The city council’s vote on the school budget — scheduled for Wednesday this week — will be the latest development in what has been one of the most contentious budgeting processes in recent history. The year began with a picket line outside the mayor’s January State of the City address and included two student walk-outs, demonstrations and packed budget hearings.
Youth activism entered the picture early, when Boston Community Leadership Academy students produced videos detailing cuts necessitated by the proposed BPS budget that would eliminate their librarian, SAT prep courses and all advanced placement courses.
On March 7, more than 2,000 students walked out of classes and gathered on the Boston Common and at Faneuil Hall, where Walsh and Governor Charlie Baker were holding a joint press conference. Earlier that same day, Walsh testified before a legislative committee that he supports lifting the cap on the number of charter schools operating in Massachusetts, but said it should be done gradually with state-funded reimbursements to district schools. Outside Faneuil Hall, one student contrasted the city’s growing prosperity and declining educational funding with a sign that read “cranes in the sky/cuts in our schools.”
Many, including City Councilor Tito Jackson, questioned why the mayor proposed a $13 million increase in school funding, substantially lower than the $38 million funding increase to school funding last year, even as the city has raked in $115 million more revenue than it received in the previous fiscal year.
Students lead
Student activism remained at the forefront, with young people participating in a St. Patrick’s Day rally for school funding, crowding into school committee meetings and organizing a May walk-out, followed by a rally in front of City Hall and a packed City Council budget committee hearing during which they gave hours of impassioned testimony.

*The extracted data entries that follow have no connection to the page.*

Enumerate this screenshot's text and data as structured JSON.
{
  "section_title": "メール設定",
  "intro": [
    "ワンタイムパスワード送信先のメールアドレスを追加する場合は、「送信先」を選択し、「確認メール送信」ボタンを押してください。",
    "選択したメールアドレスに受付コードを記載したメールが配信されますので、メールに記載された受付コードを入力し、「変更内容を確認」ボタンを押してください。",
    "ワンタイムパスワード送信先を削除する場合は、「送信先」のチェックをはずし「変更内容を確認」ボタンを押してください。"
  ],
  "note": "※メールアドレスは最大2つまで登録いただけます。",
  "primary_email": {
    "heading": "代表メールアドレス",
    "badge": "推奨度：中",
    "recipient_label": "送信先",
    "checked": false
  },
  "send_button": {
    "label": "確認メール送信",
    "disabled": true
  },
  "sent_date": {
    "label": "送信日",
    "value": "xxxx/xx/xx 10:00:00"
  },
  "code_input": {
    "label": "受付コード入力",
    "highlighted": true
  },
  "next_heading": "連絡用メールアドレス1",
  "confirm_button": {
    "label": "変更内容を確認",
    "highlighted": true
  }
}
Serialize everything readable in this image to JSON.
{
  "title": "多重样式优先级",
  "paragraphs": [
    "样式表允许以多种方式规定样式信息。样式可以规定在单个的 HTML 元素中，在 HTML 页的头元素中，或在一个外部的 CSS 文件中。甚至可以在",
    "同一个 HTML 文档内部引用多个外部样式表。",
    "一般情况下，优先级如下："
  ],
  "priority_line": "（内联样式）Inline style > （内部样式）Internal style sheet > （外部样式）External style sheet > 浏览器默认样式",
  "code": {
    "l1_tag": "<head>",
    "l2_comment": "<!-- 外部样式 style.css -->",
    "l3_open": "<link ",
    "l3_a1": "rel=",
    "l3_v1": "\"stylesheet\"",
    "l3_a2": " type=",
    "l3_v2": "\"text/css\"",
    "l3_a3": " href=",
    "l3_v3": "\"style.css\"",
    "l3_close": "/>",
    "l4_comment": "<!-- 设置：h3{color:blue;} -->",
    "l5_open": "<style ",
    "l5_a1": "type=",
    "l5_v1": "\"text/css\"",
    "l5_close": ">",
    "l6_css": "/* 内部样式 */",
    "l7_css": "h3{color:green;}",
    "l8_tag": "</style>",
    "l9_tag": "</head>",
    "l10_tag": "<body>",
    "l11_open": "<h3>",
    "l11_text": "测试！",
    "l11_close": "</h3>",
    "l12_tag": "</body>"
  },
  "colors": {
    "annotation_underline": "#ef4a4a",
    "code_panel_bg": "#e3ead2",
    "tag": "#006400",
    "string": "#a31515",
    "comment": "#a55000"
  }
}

As the debate over the school budget continued, the distance between the mayor and the alliance of student and parent activists widened. Parent groups first began questioning Walsh’s vision for the schools in September, when the group Quality Education for Every Student alleged that the mayor told them BPS would reduce its footprint from the current 128 buildings to 90. Despite multiple eyewitness accounts, Walsh denied making the statement.
As the city pushed forward with plans to create a unified enrollment system, through which parents could be assigned to BPS schools and independent charter schools, parent groups pushed back hard, with many activists claiming Walsh was maneuvering to allow charters to take over BPS buildings.
When Walsh released his budget and highlighted plans to push forward with unified enrollment, parents pushed back hard, with a January picket outside Symphony Hall, where the mayor delivered his yearly address.
Earlier in June, a volley of blog posts by the mayor, the city’s budget director David Sweeney and the QUEST members provided divergent interpretations of the BPS budget after Walsh upped his $13 million school funding increase by $4.7 million, which the parents say still doesn’t close $21 million of the budget gap. Parents also complain that changes in the way BPS calculates student funding have led to a $1,332 drop in per-pupil funding for autistic students and a $3,030 per-pupil drop for elementary students with emotional impairments. Those shifts in funding hurt schools with higher percentages of those populations, like Boston Community Leadership Academy, which the parents say is facing a $500,000 funding gap.
“Unfortunately, no part of the Mayor’s June 13th budget supplement restores resources directly for student learning in BPS schools,” reads the letter from the Citywide Parent Council. “For this reason, the Citywide Parent Council requests a reallocation of appropriations in the FY17 BPS budget to prevent the detrimental classroom level cuts to teaching and learning.”
A BPS spokesman released the following statement in response to the Citywide Parent Council:
“Boston Public Schools (BPS) is grateful for recent additional funding from the City of Boston and Mayor Martin J. Walsh for the fiscal 2017 budget. The vast majority of proposed investments are focused on work that takes place in schools, even though the funds are not directly attached to individual school budgets. BPS worked collaboratively with the City in the spring to focus available dollars on school budgets at that time, when schools needed to begin planning and hiring for next year. BPS now has the opportunity to make investments that provide direct services to students to promote long-term equity, which will allow us to free up more funding for our students in the future, and support the long-term vision for the district.”